Chapter One, the book's introduction, is very well structured and it is solid. This includes the important discussion on the ethnogenesis and ethnography of the barbarians. Following the famous work of Wenskus 1961 and his theory on the Traditionskerne, various scholars (beginning with the Austrian school of Wolfram and Pohl) have taken different positions with regard to this question. Stadermann carefully explains the "Forschungsstand" and with an accurate theoretical frame, he does not omit the works of sociologists.
In Chapter Two, Stadermann introduces the image of the Goths in the Western Roman authors of the late fourth and the fifth centuries: Ambrosius of Milan, Augustine, Orosius, Sidonius Apollinaris, Paulinus of Pella. All of them predate the Merovingian dynasty, and in their times, the Franks were one of the many barbarian tribes moving to the West. However, their voices on the Visigoths are very important, not only because these intellectuals were contemporaries or even witnesses of the invasions and the impact of the Goths on Gaul, but also because they would be largely used by the Merovingian authors. Especially significant is the legacy of Augustine and Orosius. Sidonius's few letters on the Visigoths and on King Euric would be used with propagandistic intent by Gregory of Tours (cf. 117-118, 124).

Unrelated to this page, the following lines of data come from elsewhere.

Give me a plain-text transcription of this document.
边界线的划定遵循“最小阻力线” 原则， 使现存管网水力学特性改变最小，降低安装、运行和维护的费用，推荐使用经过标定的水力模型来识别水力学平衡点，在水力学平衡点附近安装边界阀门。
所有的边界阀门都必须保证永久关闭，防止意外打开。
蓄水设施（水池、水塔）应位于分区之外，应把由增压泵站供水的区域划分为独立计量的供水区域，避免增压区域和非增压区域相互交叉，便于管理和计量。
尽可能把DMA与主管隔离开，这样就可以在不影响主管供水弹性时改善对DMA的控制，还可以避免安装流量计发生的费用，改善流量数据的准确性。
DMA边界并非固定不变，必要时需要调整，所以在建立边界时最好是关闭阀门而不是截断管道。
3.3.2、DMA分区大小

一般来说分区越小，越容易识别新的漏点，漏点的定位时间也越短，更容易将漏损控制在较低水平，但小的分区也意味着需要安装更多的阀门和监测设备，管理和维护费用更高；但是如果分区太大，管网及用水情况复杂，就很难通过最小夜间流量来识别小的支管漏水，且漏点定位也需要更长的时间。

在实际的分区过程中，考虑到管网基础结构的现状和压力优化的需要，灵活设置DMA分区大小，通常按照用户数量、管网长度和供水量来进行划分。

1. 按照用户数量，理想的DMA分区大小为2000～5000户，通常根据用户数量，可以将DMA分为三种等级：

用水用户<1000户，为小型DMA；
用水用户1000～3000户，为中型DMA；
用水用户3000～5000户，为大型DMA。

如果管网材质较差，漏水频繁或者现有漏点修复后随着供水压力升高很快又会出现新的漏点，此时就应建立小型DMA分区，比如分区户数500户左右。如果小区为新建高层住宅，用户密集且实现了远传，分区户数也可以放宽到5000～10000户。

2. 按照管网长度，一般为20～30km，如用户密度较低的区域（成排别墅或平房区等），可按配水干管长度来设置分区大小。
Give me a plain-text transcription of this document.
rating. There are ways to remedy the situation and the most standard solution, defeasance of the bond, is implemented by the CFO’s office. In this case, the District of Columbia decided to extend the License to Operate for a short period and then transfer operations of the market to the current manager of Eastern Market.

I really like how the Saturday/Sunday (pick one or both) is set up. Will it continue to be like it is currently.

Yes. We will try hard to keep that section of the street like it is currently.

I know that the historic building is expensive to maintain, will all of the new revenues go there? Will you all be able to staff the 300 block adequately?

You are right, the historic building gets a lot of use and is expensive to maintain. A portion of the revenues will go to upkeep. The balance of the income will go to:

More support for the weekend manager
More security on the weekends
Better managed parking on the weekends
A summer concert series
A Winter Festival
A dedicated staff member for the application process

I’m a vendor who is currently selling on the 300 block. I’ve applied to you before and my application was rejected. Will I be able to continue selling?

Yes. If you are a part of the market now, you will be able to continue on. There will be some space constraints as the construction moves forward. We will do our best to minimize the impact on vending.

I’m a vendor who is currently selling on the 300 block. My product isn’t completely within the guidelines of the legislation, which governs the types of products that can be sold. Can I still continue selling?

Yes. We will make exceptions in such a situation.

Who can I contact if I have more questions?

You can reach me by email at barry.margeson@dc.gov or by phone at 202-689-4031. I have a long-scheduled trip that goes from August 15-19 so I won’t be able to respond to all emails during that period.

With Chapter Three, Stadermann enters the world of early Merovingian Gaul, introducing Gregory of Tours, the main historian; Venantius Fortunatus, the most important surviving panegyrist; Marius of Avenches, the most significant author of Chronicles; and finally the hagiography. Topics of recurring interest in the sources receive a detailed investigation: the Battle of Vouillé; the representation of the Goths and their kings as Arian persecutors of the Catholics (see passim, also 258-272); the modality of election of some Visigothic kings. Stadermann shows how the critiques against Arianism generally postdate the events. Fifth-century authors who witnessed the invasions were more concerned with destruction of the territories and other problems of a socio-economic nature, including the coexistence between Romans and barbarians. Religion became a priority, a key of propaganda, especially for Merovingian authors who wrote a few generations after the conversion of Clovis. (A similar tendency can be detected for the history of Ostrogothic Italy in sources produced during or after the Byzantine invasion of Italy). Arianism was still part of the Gothic identity, and a Gothic expansion over Gaul could have been a threat for the Franks and Catholicism. In the various forms of invective, the Goths were even considered as a kind of instrumentum Dei to punish a lack of integrity (e.g. some authors' interpretation of the battle of Adrianople and Emperor Valens's death in year 378). Following the end of the kingdom of Toulouse, the Goths retreated to Spain, and about eighty years later they abandoned Arianism for Catholicism. At this point the religious distinction between Goths and Romans as expression of their identity collapsed (passim, also 282-294). The section "Raum und Identität: Hispanus id est Gothus" is very important (225-247). Stadermann's long and detailed analysis does justice to the importance of the sources. To the reviewer, this Chapter is the strongest one in the dissertation.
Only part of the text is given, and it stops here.